In Jane Austen's Emma, when Emma and Mrs. Weston are arguing about the possibility of Mr. Knightley being in love with Jane Fairfax, Mrs. Weston finishes off with this line:

'Well, Mrs Weston,' said Emma, triumphantly when he left them, 'what do you say now to Mr Knightley's marrying Jane Fairfax?'
'Why really, dear Emma, I say that he is so very much occupied by the idea of not being in love with her, that I should not wonder if it were to end in his being so at last. Do not beat me.'
Emma, chapter XXXIII

What does "do not beat me" mean in this context? I'm not sure what sense of "beat" is being employed here; is it "don't be right about this and have me be wrong", or "do not go on and on about this subject again", is it "don't dimiss my theories", or something else?

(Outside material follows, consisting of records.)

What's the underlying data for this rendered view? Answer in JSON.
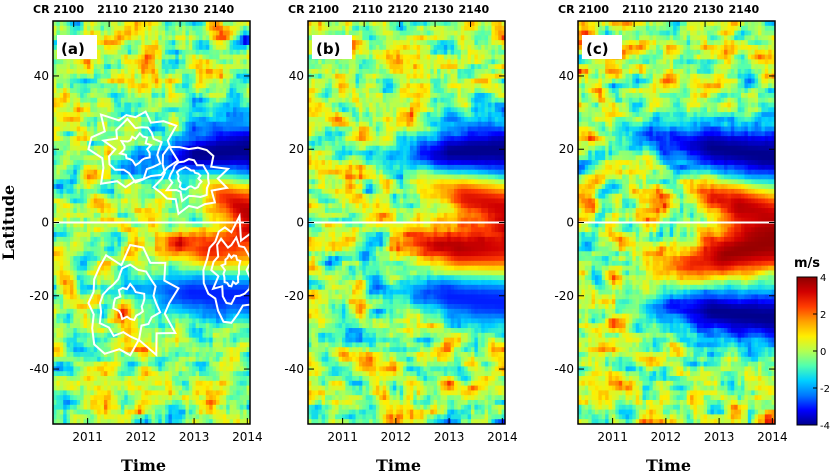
{
  "chart_data": [
    {
      "type": "heatmap",
      "panel_label": "(a)",
      "xlabel": "Time",
      "ylabel": "Latitude",
      "x_ticks": [
        "2011",
        "2012",
        "2013",
        "2014"
      ],
      "y_ticks": [
        "40",
        "20",
        "0",
        "-20",
        "-40"
      ],
      "top_ticks": [
        "CR 2100",
        "2110",
        "2120",
        "2130",
        "2140"
      ],
      "xlim": [
        2010.35,
        2014.05
      ],
      "ylim": [
        -55,
        55
      ],
      "overlay": "white contours",
      "bands": [
        {
          "from": 2012.6,
          "to": 2014.0,
          "lat_start": 20,
          "lat_end": 4,
          "value": 4
        },
        {
          "from": 2012.4,
          "to": 2014.0,
          "lat_start": -6,
          "lat_end": -12,
          "value": 4
        },
        {
          "from": 2011.6,
          "to": 2014.0,
          "lat_start": 16,
          "lat_end": 20,
          "value": -4
        },
        {
          "from": 2011.4,
          "to": 2014.0,
          "lat_start": -18,
          "lat_end": -20,
          "value": -3
        }
      ]
    },
    {
      "type": "heatmap",
      "panel_label": "(b)",
      "xlabel": "Time",
      "x_ticks": [
        "2011",
        "2012",
        "2013",
        "2014"
      ],
      "y_ticks": [
        "40",
        "20",
        "0",
        "-20",
        "-40"
      ],
      "top_ticks": [
        "CR 2100",
        "2110",
        "2120",
        "2130",
        "2140"
      ],
      "xlim": [
        2010.35,
        2014.05
      ],
      "ylim": [
        -55,
        55
      ],
      "bands": [
        {
          "from": 2012.3,
          "to": 2014.0,
          "lat_start": 14,
          "lat_end": 6,
          "value": 4
        },
        {
          "from": 2012.0,
          "to": 2014.0,
          "lat_start": -5,
          "lat_end": -10,
          "value": 4
        },
        {
          "from": 2011.6,
          "to": 2014.0,
          "lat_start": 18,
          "lat_end": 20,
          "value": -4
        },
        {
          "from": 2011.6,
          "to": 2014.0,
          "lat_start": -18,
          "lat_end": -22,
          "value": -3
        }
      ]
    },
    {
      "type": "heatmap",
      "panel_label": "(c)",
      "xlabel": "Time",
      "x_ticks": [
        "2011",
        "2012",
        "2013",
        "2014"
      ],
      "y_ticks": [
        "40",
        "20",
        "0",
        "-20",
        "-40"
      ],
      "top_ticks": [
        "CR 2100",
        "2110",
        "2120",
        "2130",
        "2140"
      ],
      "xlim": [
        2010.35,
        2014.05
      ],
      "ylim": [
        -55,
        55
      ],
      "bands": [
        {
          "from": 2012.5,
          "to": 2014.0,
          "lat_start": 8,
          "lat_end": 4,
          "value": 4
        },
        {
          "from": 2011.8,
          "to": 2014.0,
          "lat_start": -14,
          "lat_end": -6,
          "value": 4
        },
        {
          "from": 2011.2,
          "to": 2014.0,
          "lat_start": 24,
          "lat_end": 18,
          "value": -4
        },
        {
          "from": 2011.2,
          "to": 2014.0,
          "lat_start": -22,
          "lat_end": -26,
          "value": -4
        }
      ]
    }
  ],
  "colorbar": {
    "title": "m/s",
    "range": [
      -4,
      4
    ],
    "ticks": [
      "4",
      "2",
      "0",
      "-2",
      "-4"
    ],
    "colors": [
      "#00008c",
      "#0000ff",
      "#0077ff",
      "#00d0ff",
      "#50ffb0",
      "#b4ff50",
      "#ffee00",
      "#ffa000",
      "#ff3c00",
      "#d10000",
      "#8c0000"
    ]
  }
}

What is meant by "do not beat me" here?

1 Answer 1


Mrs Weston is humorously asking Emma not to inflict physical violence on her. She has earlier suggested to Emma that Mr Knightley might marry Jane Fairfax:

"I have made a match between Mr. Knightley and Jane Fairfax. See the consequence of keeping you company!—What do you say to it?”

“Mr. Knightley and Jane Fairfax!” exclaimed Emma. “Dear Mrs. Weston, how could you think of such a thing?—Mr. Knightley!—Mr. Knightley must not marry!"

Emma, chapter XXVI

Emma objects rather vehemently to the idea of Mr Knightley's marrying Jane Fairfax, all the more so because she is unaware of her own desire to marry him. Naturally, at the first opportunity, she interrogates Mr Knightley about his feelings for Jane. Mrs Weston is a present during this conversation. Mr Knightley denies that he wants to marry Jane, and after he leaves, Emma immediately turns to Mrs Weston, expecting that she will eat crow. Instead, Mrs Weston says, effectively, that Mr Knightley doth protest too much, and his denial shows he really is in love with Jane Fairfax. She knows that Emma doesn't like being contradicted, and she knows how opposed Emma is to the idea of this match. So she laughingly says, "do not beat me" for persisting in my belief even though it both contradicts and offends you.

The rest of this answer constitutes spoilers. You have been warned.

One of the great joys of Emma is seeing how everyone filters their interpretations of situations through their own wishes. Emma herself is of course the prime example. But Mrs Weston herself is so desirous of a match between Emma and her stepson Frank Churchill, that (a) even when Emma reacts so strongly, she does not realize that Emma is in love with Mr Knightley (though to be fair, at this point, neither does Emma); and (b) she does not realize that it is Frank, and not Mr Knightley, who is in love with Jane.

Not even Mr Knightley is free of this blindness; he knows perfectly well that Jane is superior in personality and accomplishment to Emma, and he admires Jane highly, yet the possibility of marrying her does not cross his mind, and he never asks himself why. ("Because you're in love with Emma, eejit.") He realizes his love for Emma only when he thinks she's in love with Frank Churchill, just as Emma realizes her love for him only when she thinks he's in love with Harriet Smith (of all people).